Failure by the government to follow through with the plan has meant that the dire conditions that it had been formulated to cure have not only persisted, but increased over the last seven years in which the policy has been into an abeyance occasioned by lack of finances.
Uganda’s elderly continue to face challenges around lack of access to proper shelter, water, electricity and proper health facilities. They continue to suffer economic exclusion and remain sitting ducks in the face of famine, rights violations and malnutrition.
Improvements in living conditions and provision of better health services has over the years led into a drop in mortality. People are living longer with an average life expectancy of about 64 years now, but that has also meant that an increase in the aged dependency ratio (number of persons aged 65 years and older per 100 persons aged between 15 and 64 years).
Figures from the National Housing and Population Census 2014 show that the overall Age Dependency Ratio for 2014 was 103.2 per 100 persons aged 15-64 years. But with an increase in life expectancy, the figures could have shot up.
That can only mean that the number of people depending on crop farming has shot beyond the 85 per cent mark and that the number of people living without any form of pension has shot above the 92.9 per cent mark.
More than two years since the promise to fully operationalise the plan, no move has been made.
Even the activities that had been planned for the period between 2012 and 2017 were never implemented.

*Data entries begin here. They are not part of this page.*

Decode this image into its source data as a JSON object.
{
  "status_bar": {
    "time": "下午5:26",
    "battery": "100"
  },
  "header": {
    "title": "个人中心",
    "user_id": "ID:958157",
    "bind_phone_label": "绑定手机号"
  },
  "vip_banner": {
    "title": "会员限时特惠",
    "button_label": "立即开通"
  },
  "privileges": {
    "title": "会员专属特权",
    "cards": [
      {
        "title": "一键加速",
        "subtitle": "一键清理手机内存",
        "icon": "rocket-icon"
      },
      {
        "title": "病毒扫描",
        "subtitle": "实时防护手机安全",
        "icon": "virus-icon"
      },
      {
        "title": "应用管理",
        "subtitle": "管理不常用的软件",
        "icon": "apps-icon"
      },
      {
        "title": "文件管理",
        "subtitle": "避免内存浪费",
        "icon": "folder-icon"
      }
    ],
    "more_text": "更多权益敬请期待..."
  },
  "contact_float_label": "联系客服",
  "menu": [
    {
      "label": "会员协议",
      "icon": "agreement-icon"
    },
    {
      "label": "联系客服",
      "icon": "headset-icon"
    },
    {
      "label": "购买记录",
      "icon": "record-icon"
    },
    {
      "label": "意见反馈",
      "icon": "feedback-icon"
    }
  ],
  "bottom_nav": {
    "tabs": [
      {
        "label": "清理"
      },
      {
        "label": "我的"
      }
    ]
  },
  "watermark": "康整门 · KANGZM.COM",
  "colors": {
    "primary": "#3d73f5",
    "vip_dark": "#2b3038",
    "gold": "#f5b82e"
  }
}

The Permanent Secretary in the Ministry of Gender, Labour and Social Development, Mr Pius Bigirimana, told Daily Monitor on Monday that the Ministry is having a second look at the plan.
“We are in advanced stages of having the plan reviewed in terms of looking at what the elderly persons require in terms of medicines and other logistics. The other day I handed over a car. If we get the funds, we shall implement the plan,” he said.
The National Plan for Older Persons and the National Policy for Older Persons from which it was born are both great documents with great ideas on how Uganda could improve the living conditions of its senior citizens. But failure to implement the plan is once again testimony that there is a disconnect between the policy makers and planners and the men who keep our money.
The Plan was unveiled with a very clear list of activities planned and with corresponding budgets for every financial year since 2012/2013, but the planned activities did not see the light of day.
It is clear that our planners in the Ministry of Gender, Labour and Social Development did not keep their counterparts in the Ministry of Finance, Planning and Economic Development in the loop as they went about work on the policy and the plan. It, therefore, followed that the plans were not followed up with funds allocations.
This kind of approach to planning and budgeting must come to a stop. If it does not, very many good working documents will continue gathering dust on the shelves of government ministries and agencies as the citizenry continue to wallow in a situation of need that could have been avoided. The citizenry deserve way better than that.